NANAIMO – Dams Direct Action Group president Dave Cutts announces his group will block work on an auxiliary spillway at Colliery Dam Park.

Colliery dam protesters are preparing to block the lower Colliery dam remediation project.

Dams Direct Action Group president Dave Cutts announced Friday that his group will not stand by and allow trees to be cut, nor a massive trench to be blasted through the park.

Cutts, reading a press release from his activist group, said the city has been railroaded by the provincial government into a “costly, destructive and needless project.” His group is prepared to take a stand with measures that include blocking access and camping, and will be inviting activists from other parts of the province to get engaged. Burnaby Mountain, which saw protests last year, is the “perfect example” of the kind of action they will take, Cutts said.

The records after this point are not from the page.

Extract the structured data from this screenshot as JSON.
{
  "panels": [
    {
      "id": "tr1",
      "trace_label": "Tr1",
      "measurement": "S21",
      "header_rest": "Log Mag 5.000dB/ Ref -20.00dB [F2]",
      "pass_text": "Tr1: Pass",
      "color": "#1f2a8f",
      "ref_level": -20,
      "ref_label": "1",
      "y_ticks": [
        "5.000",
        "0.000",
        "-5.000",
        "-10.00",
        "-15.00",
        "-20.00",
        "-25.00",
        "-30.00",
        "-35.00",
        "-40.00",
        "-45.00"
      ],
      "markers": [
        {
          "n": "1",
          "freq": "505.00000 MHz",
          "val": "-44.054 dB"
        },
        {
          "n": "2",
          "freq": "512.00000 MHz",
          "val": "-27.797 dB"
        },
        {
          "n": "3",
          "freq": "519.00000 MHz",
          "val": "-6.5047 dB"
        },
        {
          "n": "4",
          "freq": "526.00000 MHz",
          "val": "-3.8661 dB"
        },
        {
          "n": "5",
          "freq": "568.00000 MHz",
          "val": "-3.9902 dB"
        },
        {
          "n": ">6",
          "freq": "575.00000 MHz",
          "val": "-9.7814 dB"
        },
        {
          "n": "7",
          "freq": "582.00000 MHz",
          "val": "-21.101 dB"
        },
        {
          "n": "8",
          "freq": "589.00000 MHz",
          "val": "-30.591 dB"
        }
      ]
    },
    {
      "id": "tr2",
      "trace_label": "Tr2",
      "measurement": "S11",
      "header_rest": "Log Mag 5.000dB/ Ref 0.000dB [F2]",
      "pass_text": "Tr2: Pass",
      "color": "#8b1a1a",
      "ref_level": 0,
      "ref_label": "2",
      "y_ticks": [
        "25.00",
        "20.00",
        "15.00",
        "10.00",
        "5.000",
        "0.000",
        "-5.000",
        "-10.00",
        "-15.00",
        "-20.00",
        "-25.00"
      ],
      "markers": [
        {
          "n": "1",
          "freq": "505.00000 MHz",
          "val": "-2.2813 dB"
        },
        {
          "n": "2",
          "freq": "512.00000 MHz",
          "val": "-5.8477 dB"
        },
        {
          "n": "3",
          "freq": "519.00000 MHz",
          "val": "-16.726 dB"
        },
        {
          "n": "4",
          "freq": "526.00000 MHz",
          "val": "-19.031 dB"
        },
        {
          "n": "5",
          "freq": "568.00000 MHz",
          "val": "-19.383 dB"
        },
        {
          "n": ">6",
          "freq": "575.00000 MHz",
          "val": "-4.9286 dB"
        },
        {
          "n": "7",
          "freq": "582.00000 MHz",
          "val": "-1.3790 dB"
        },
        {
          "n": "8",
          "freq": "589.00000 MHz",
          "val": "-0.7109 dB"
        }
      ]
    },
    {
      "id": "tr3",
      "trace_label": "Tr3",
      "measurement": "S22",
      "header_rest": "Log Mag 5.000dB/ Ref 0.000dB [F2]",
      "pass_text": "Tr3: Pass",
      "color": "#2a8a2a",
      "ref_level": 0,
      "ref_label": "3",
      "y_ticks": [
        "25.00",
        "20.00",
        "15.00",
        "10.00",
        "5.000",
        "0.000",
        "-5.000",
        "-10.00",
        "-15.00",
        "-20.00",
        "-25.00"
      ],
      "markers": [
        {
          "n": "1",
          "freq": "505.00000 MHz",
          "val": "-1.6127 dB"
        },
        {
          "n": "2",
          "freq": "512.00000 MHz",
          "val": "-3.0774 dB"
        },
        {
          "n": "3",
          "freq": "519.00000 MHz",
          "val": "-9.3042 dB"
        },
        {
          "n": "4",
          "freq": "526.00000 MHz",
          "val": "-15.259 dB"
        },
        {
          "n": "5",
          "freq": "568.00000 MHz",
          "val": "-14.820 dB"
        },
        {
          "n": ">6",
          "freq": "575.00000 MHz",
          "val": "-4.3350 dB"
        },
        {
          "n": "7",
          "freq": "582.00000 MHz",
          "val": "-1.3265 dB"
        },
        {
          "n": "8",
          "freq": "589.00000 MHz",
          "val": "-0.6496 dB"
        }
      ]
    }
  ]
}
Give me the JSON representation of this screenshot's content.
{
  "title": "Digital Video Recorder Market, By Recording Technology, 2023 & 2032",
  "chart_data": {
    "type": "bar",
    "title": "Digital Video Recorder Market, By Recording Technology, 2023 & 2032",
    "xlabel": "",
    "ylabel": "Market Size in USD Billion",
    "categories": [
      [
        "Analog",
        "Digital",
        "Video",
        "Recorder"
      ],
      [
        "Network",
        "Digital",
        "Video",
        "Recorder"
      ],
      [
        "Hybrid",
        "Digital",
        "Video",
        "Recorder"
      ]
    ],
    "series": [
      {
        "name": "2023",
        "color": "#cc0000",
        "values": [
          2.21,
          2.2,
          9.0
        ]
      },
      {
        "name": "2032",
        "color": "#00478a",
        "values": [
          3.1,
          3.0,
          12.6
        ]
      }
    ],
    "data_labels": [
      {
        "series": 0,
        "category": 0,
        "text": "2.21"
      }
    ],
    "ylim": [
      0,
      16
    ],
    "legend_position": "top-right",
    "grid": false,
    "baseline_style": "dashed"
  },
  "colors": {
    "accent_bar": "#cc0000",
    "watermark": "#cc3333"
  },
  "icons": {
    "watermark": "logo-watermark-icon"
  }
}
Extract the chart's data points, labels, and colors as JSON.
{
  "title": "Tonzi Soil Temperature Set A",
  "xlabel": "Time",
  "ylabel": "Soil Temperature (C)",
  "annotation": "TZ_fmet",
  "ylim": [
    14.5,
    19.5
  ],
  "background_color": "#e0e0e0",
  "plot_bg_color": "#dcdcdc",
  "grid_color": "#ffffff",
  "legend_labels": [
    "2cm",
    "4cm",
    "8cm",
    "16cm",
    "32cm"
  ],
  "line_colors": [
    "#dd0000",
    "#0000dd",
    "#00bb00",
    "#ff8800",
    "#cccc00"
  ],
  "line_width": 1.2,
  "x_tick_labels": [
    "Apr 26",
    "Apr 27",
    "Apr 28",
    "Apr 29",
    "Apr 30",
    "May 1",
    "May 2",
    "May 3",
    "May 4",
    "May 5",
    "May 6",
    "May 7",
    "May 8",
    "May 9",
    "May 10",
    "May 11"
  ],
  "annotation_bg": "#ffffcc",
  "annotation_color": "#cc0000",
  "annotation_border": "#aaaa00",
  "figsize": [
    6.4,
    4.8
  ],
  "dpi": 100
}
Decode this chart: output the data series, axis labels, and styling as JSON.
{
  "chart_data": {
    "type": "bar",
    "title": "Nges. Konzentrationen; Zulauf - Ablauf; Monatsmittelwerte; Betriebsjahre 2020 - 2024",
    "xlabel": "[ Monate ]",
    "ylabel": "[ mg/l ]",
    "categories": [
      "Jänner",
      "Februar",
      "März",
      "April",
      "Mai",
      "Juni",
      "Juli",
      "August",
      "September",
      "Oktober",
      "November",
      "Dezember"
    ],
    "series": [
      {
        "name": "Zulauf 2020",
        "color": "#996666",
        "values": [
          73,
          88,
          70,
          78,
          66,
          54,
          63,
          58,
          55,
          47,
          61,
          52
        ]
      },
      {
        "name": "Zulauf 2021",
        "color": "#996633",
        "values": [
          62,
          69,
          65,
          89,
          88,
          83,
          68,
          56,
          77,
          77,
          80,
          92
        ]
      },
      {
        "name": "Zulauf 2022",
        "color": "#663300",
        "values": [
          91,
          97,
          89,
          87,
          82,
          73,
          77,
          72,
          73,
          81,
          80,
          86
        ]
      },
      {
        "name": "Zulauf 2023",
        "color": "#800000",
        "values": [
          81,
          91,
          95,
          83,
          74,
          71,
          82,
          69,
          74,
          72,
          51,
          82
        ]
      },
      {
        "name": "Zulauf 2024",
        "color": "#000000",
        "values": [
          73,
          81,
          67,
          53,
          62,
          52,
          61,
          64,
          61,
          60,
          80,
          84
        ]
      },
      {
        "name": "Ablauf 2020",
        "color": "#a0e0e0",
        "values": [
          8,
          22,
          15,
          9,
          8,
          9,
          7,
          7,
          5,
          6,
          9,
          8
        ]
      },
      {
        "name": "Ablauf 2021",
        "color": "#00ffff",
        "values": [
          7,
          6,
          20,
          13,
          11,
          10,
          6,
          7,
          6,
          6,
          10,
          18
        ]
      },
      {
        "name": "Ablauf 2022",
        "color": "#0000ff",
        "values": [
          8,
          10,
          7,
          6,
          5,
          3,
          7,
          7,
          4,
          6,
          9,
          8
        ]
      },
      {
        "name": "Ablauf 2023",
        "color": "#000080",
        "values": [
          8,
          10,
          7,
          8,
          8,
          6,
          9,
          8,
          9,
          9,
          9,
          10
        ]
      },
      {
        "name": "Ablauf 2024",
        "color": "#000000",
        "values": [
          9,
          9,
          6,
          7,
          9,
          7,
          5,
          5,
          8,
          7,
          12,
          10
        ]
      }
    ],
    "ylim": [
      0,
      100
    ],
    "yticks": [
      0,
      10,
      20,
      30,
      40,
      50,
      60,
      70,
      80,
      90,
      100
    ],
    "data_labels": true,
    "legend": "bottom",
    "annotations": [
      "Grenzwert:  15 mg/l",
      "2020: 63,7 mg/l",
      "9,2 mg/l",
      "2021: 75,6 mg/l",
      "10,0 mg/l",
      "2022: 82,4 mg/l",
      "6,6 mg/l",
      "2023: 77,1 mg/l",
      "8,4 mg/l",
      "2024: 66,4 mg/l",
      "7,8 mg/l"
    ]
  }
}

“We’re not there just to make a show,” he said. “We’re there to stop the mowing down of those trees. If they don’t take down those trees, they don’t dig a trench.”

The protest announcement isn’t unexpected for Nanaimo Mayor Bill McKay, who said the City of Nanaimo will have to take whatever steps necessary to ensure work gets done to comply with the comptroller’s orders.

City council unanimously agreed last week to remediate the lower Colliery dam with an auxiliary spillway, estimated to cost between $2.8 million and $4.8 million. The work is estimated by Golder Associates to see 27 trees removed, according to Toby Seward, the city’s acting general manager of community development and protective services, who says the goal is to landscape the area as much as possible after construction is complete.

The city expects to be in a position to tender the project by Sept. 1, and must be near complete remediation of the lower dam by mid-November to meet a provincial order.